The Avengers: Age of Ultron appears on the surface to be yet another superhero juggernaut, but what separates it from its Marvel brethren — and what elevates it above most of them — is that the villain isn’t a malevolent alien or a possessed scientist, but an artificially intelligent monster of our heroes’ own creation. Even Earth’s mightiest heroes aren’t invulnerable to hubris.
Following an elaborate, storm-the-castle sequence in which Iron Man (Robert Downey, Jr.), Captain America (Chris Evans), Thor (Chris Hemsworth), The Incredible Hulk (Mark Ruffalo), Black Widow (Scarlett Johansson), and Hawkeye (Jeremy Renner) retrieve the powerful scepter used by the villain of 2012’s The Avengers, a couple of the characters make a decision to employ the weapon’s tech to create a self-aware defence program, to protect the Earth from further attacks.
That program is Ultron, played with palpable malevolence by the inimitable James Spader. When he decides, as all self-aware computers seem inclined to, that humanity is Earth’s biggest threat, Ultron sets about destroying the Avengers and cleansing the planet of humanity.
He’s not alone in his plot, however. Assisting Ultron are a pair of twins who’ve been genetically experimented on to imbue them with powers of their own: Quicksilver (Aaron Taylor-Johnson), who can move faster than the human eye can fathom, and Scarlet Witch (Elizabeth Olsen), who can manipulate objects and people with her mind.
The Avengers: Age of Ultron is slightly better than the first movie, but inevitably less impressive. While the original superhero supergroup film writer-director Joss Whedon first assembled three years ago had a surprising coherence and narrative audacity, there is a sense of sameness by this point, especially following the mammoth action of last year’s Captain America: The Winter Soldier.
What makes Age of Ultron so entertaining, terrifying, and successful is the sheer force the team is up against here. Not only is Ultron a villain of their own creation, fighting back against his parents in an Oedipal rage, his ability to transfer his consciousness through computers and to manufacture an army of replicants anywhere on Earth makes Ultron the greatest foe any of Marvel’s roster have yet faced.
Spader is absolutely brilliant as the maniacal machine, chewing his lines with condescension and gravitas. Voiced by any other actor, Ultron could have become over-the-top, but Spader’s line delivery keeps a rational tone that makes Ultron all the more unsettling and unreasonable.
Whereas The Avengers felt like it went on too long as a result of too many scenes, every scene here feels necessary or important. And yet, while Whedon eliminates any gratuitous scenes, many (particularly in the movie’s first half) go on way too long. A fight scene that could have easily sufficed in three minutes extends to nearly 10; a light-hearted party scene seems to spin its wheels longer than is warranted by the laugh or two it elicits.
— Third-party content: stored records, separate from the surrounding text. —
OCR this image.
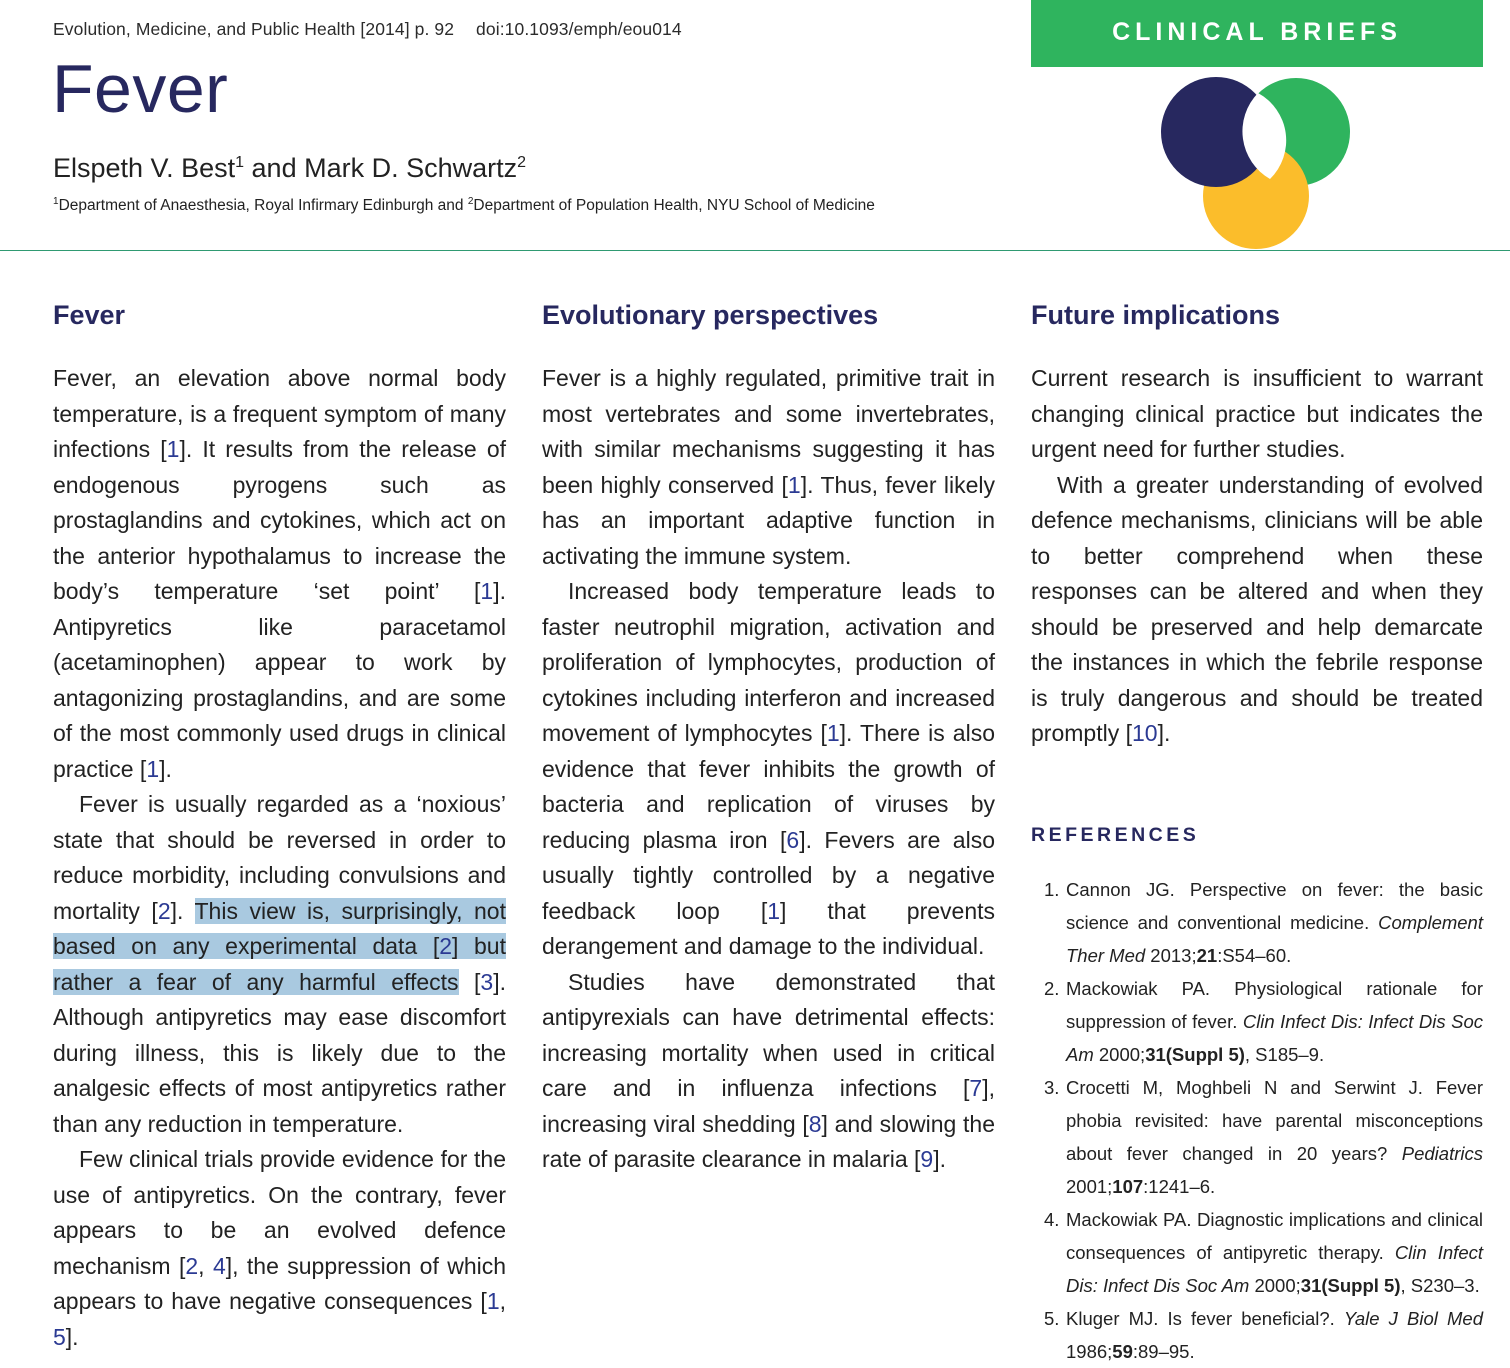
Evolution, Medicine, and Public Health [2014] p. 92 doi:10.1093/emph/eou014
Fever
Elspeth V. Best$^1$ and Mark D. Schwartz$^2$
$^1$Department of Anaesthesia, Royal Infirmary Edinburgh and $^2$Department of Population Health, NYU School of Medicine
CLINICAL BRIEFS
Fever

Fever, an elevation above normal body temperature, is a frequent symptom of many infections [1]. It results from the release of endogenous pyrogens such as prostaglandins and cytokines, which act on the anterior hypothalamus to increase the body’s temperature ‘set point’ [1]. Antipyretics like paracetamol (acetaminophen) appear to work by antagonizing prostaglandins, and are some of the most commonly used drugs in clinical practice [1].

Fever is usually regarded as a ‘noxious’ state that should be reversed in order to reduce morbidity, including convulsions and mortality [2]. This view is, surprisingly, not based on any experimental data [2] but rather a fear of any harmful effects [3]. Although antipyretics may ease discomfort during illness, this is likely due to the analgesic effects of most antipyretics rather than any reduction in temperature.

Few clinical trials provide evidence for the use of antipyretics. On the contrary, fever appears to be an evolved defence mechanism [2, 4], the suppression of which appears to have negative consequences [1, 5].

Evolutionary perspectives

Fever is a highly regulated, primitive trait in most vertebrates and some invertebrates, with similar mechanisms suggesting it has been highly conserved [1]. Thus, fever likely has an important adaptive function in activating the immune system.

Increased body temperature leads to faster neutrophil migration, activation and proliferation of lymphocytes, production of cytokines including interferon and increased movement of lymphocytes [1]. There is also evidence that fever inhibits the growth of bacteria and replication of viruses by reducing plasma iron [6]. Fevers are also usually tightly controlled by a negative feedback loop [1] that prevents derangement and damage to the individual.

Studies have demonstrated that antipyrexials can have detrimental effects: increasing mortality when used in critical care and in influenza infections [7], increasing viral shedding [8] and slowing the rate of parasite clearance in malaria [9].

Future implications

Current research is insufficient to warrant changing clinical practice but indicates the urgent need for further studies.

With a greater understanding of evolved defence mechanisms, clinicians will be able to better comprehend when these responses can be altered and when they should be preserved and help demarcate the instances in which the febrile response is truly dangerous and should be treated promptly [10].

REFERENCES
1. Cannon JG. Perspective on fever: the basic science and conventional medicine. Complement Ther Med 2013;21:S54–60.
2. Mackowiak PA. Physiological rationale for suppression of fever. Clin Infect Dis: Infect Dis Soc Am 2000;31(Suppl 5), S185–9.
3. Crocetti M, Moghbeli N and Serwint J. Fever phobia revisited: have parental misconceptions about fever changed in 20 years? Pediatrics 2001;107:1241–6.
4. Mackowiak PA. Diagnostic implications and clinical consequences of antipyretic therapy. Clin Infect Dis: Infect Dis Soc Am 2000;31(Suppl 5), S230–3.
5. Kluger MJ. Is fever beneficial?. Yale J Biol Med 1986;59:89–95.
Age of Ultron, of course, is just a middle cog in the labyrinthine franchise of interconnected Marvel movies, and it serves its umbrella narrative well, but it strongly holds its own as a stand-alone parable of the dangers of scientists being so preoccupied with whether or not they could they don’t stop to think if they should.
The summer of 2015 still has the similarly technologically themed Jurassic World, Terminator: Genisys, and Fantastic Four, all of which will further attempt to exploit the ever-growing worry of technology turning against us. Time will tell how each will tackle the well-worn material, but it will be hard for any to top Whedon’s work here — even if Ultron is just the latest model in a long line of HAL-9000s.